What does multicore assembly language look like?

Once upon a time, to write x86 assembler, for example, you would have instructions stating "load the EDX register with the value 5", "increment the EDX" register, etc.

With modern CPUs that have 4 cores (or even more), at the machine code level does it just look like there are 4 separate CPUs (i.e. are there just 4 distinct "EDX" registers) ? If so, when you say "increment the EDX register", what determines which CPU's EDX register is incremented? Is there a "CPU context" or "thread" concept in x86 assembler now?

How does communication/synchronization between the cores work?

If you were writing an operating system, what mechanism is exposed via hardware to allow you to schedule execution on different cores? Is it some special priviledged instruction(s)?

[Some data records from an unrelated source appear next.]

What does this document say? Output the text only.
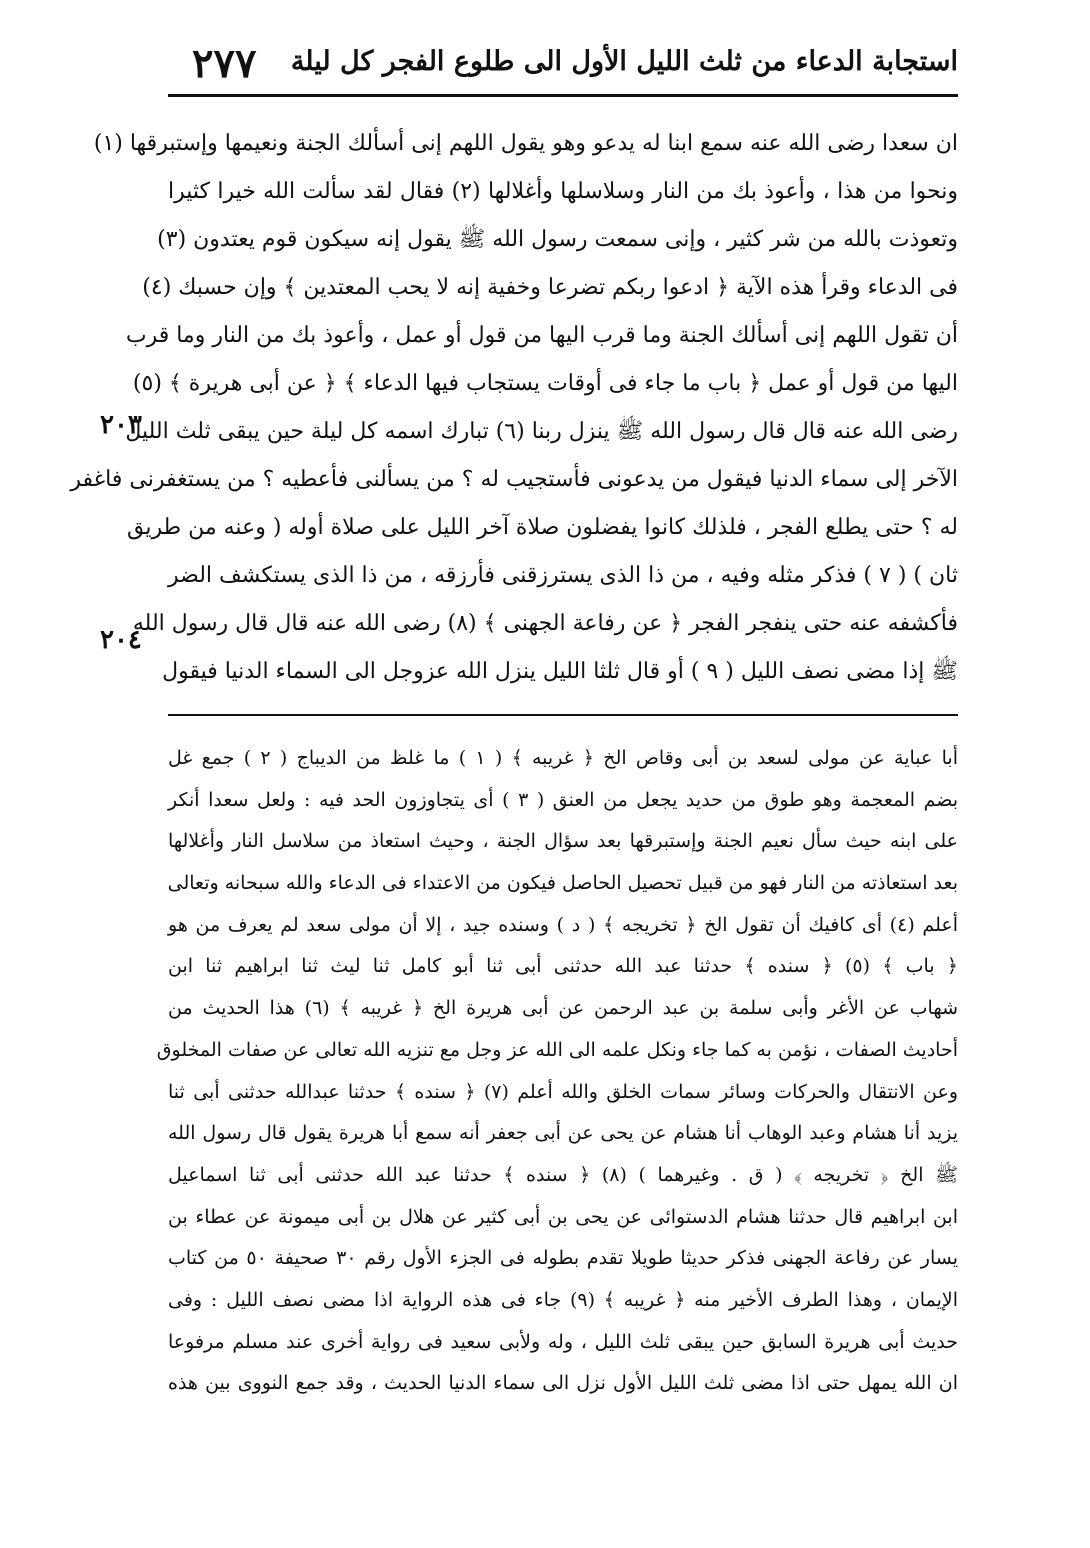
استجابة الدعاء من ثلث الليل الأول الى طلوع الفجر كل ليلة
٢٧٧
٢٠٣
٢٠٤
ان سعدا رضى الله عنه سمع ابنا له يدعو وهو يقول اللهم إنى أسألك الجنة ونعيمها وإستبرقها (١)
ونحوا من هذا ، وأعوذ بك من النار وسلاسلها وأغلالها (٢) فقال لقد سألت الله خيرا كثيرا
وتعوذت بالله من شر كثير ، وإنى سمعت رسول الله ﷺ يقول إنه سيكون قوم يعتدون (٣)
فى الدعاء وقرأ هذه الآية ﴿ ادعوا ربكم تضرعا وخفية إنه لا يحب المعتدين ﴾ وإن حسبك (٤)
أن تقول اللهم إنى أسألك الجنة وما قرب اليها من قول أو عمل ، وأعوذ بك من النار وما قرب
اليها من قول أو عمل ﴿ باب ما جاء فى أوقات يستجاب فيها الدعاء ﴾ ﴿ عن أبى هريرة ﴾ (٥)
رضى الله عنه قال قال رسول الله ﷺ ينزل ربنا (٦) تبارك اسمه كل ليلة حين يبقى ثلث الليل
الآخر إلى سماء الدنيا فيقول من يدعونى فأستجيب له ؟ من يسألنى فأعطيه ؟ من يستغفرنى فاغفر
له ؟ حتى يطلع الفجر ، فلذلك كانوا يفضلون صلاة آخر الليل على صلاة أوله ( وعنه من طريق
ثان ) ( ٧ ) فذكر مثله وفيه ، من ذا الذى يسترزقنى فأرزقه ، من ذا الذى يستكشف الضر
فأكشفه عنه حتى ينفجر الفجر ﴿ عن رفاعة الجهنى ﴾ (٨) رضى الله عنه قال قال رسول الله
ﷺ إذا مضى نصف الليل ( ٩ ) أو قال ثلثا الليل ينزل الله عزوجل الى السماء الدنيا فيقول
أبا عباية عن مولى لسعد بن أبى وقاص الخ ﴿ غريبه ﴾ ( ١ ) ما غلظ من الديباج ( ٢ ) جمع غل
بضم المعجمة وهو طوق من حديد يجعل من العنق ( ٣ ) أى يتجاوزون الحد فيه : ولعل سعدا أنكر
على ابنه حيث سأل نعيم الجنة وإستبرقها بعد سؤال الجنة ، وحيث استعاذ من سلاسل النار وأغلالها
بعد استعاذته من النار فهو من قبيل تحصيل الحاصل فيكون من الاعتداء فى الدعاء والله سبحانه وتعالى
أعلم (٤) أى كافيك أن تقول الخ ﴿ تخريجه ﴾ ( د ) وسنده جيد ، إلا أن مولى سعد لم يعرف من هو
﴿ باب ﴾ (٥) ﴿ سنده ﴾ حدثنا عبد الله حدثنى أبى ثنا أبو كامل ثنا ليث ثنا ابراهيم ثنا ابن
شهاب عن الأغر وأبى سلمة بن عبد الرحمن عن أبى هريرة الخ ﴿ غريبه ﴾ (٦) هذا الحديث من
أحاديث الصفات ، نؤمن به كما جاء ونكل علمه الى الله عز وجل مع تنزيه الله تعالى عن صفات المخلوق
وعن الانتقال والحركات وسائر سمات الخلق والله أعلم (٧) ﴿ سنده ﴾ حدثنا عبدالله حدثنى أبى ثنا
يزيد أنا هشام وعبد الوهاب أنا هشام عن يحى عن أبى جعفر أنه سمع أبا هريرة يقول قال رسول الله
ﷺ الخ ﴿ تخريجه ﴾ ( ق . وغيرهما ) (٨) ﴿ سنده ﴾ حدثنا عبد الله حدثنى أبى ثنا اسماعيل
ابن ابراهيم قال حدثنا هشام الدستوائى عن يحى بن أبى كثير عن هلال بن أبى ميمونة عن عطاء بن
يسار عن رفاعة الجهنى فذكر حديثا طويلا تقدم بطوله فى الجزء الأول رقم ٣٠ صحيفة ٥٠ من كتاب
الإيمان ، وهذا الطرف الأخير منه ﴿ غريبه ﴾ (٩) جاء فى هذه الرواية اذا مضى نصف الليل : وفى
حديث أبى هريرة السابق حين يبقى ثلث الليل ، وله ولأبى سعيد فى رواية أخرى عند مسلم مرفوعا
ان الله يمهل حتى اذا مضى ثلث الليل الأول نزل الى سماء الدنيا الحديث ، وقد جمع النووى بين هذه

If you were writing an optimizing compiler/bytecode VM for a multicore CPU, what would you need to know specifically about, say, x86 to make it generate code that runs efficiently across all the cores?

What changes have been made to x86 machine code to support multi-core functionality?

Solution

This isn't a direct answer to the question, but it's an answer to a question that appears in the comments. Essentially, the question is what support the hardware gives to multi-core operation, the ability to run multiple software threads at truly the same time, without software context-switching between them. (Sometimes called an SMP system).

Nicholas Flynt had it right, at least regarding x86. In a multi-core environment (Hyper-threading, multi-core or multi-processor), the Bootstrap core (usually hardware-thread (aka logical core) 0 in core 0 in processor 0) starts up fetching code from address 0xfffffff0. All the other cores (hardware threads) start up in a special sleep state called Wait-for-SIPI. As part of its initialization, the primary core sends a special inter-processor-interrupt (IPI) over the APIC called a SIPI (Startup IPI) to each core that is in WFS. The SIPI contains the address from which that core should start fetching code.

This mechanism allows each core to execute code from a different address. All that's needed is software support for each hardware core to set up its own tables and messaging queues.

The OS uses those to do the actual multi-threaded scheduling of software tasks. (A normal OS only has to bring up other cores once, at bootup, unless you're hot-plugging CPUs, e.g. in a virtual machine. This is separate from starting or migrating software threads onto those cores. Each core is running the kernel, which spends its time calling a sleep function to wait for an interrupt if there isn't anything else for it to be doing.)

As far as the actual assembly is concerned, as Nicholas wrote, there's no difference between the assemblies for a single threaded or multi threaded application. Each core has its own register set (execution context), so writing:

mov edx, 0

will only update EDX for the currently running thread. There's no way to modify EDX on another processor using a single assembly instruction. You need some sort of system call to ask the OS to tell another thread to run code that will update its own EDX.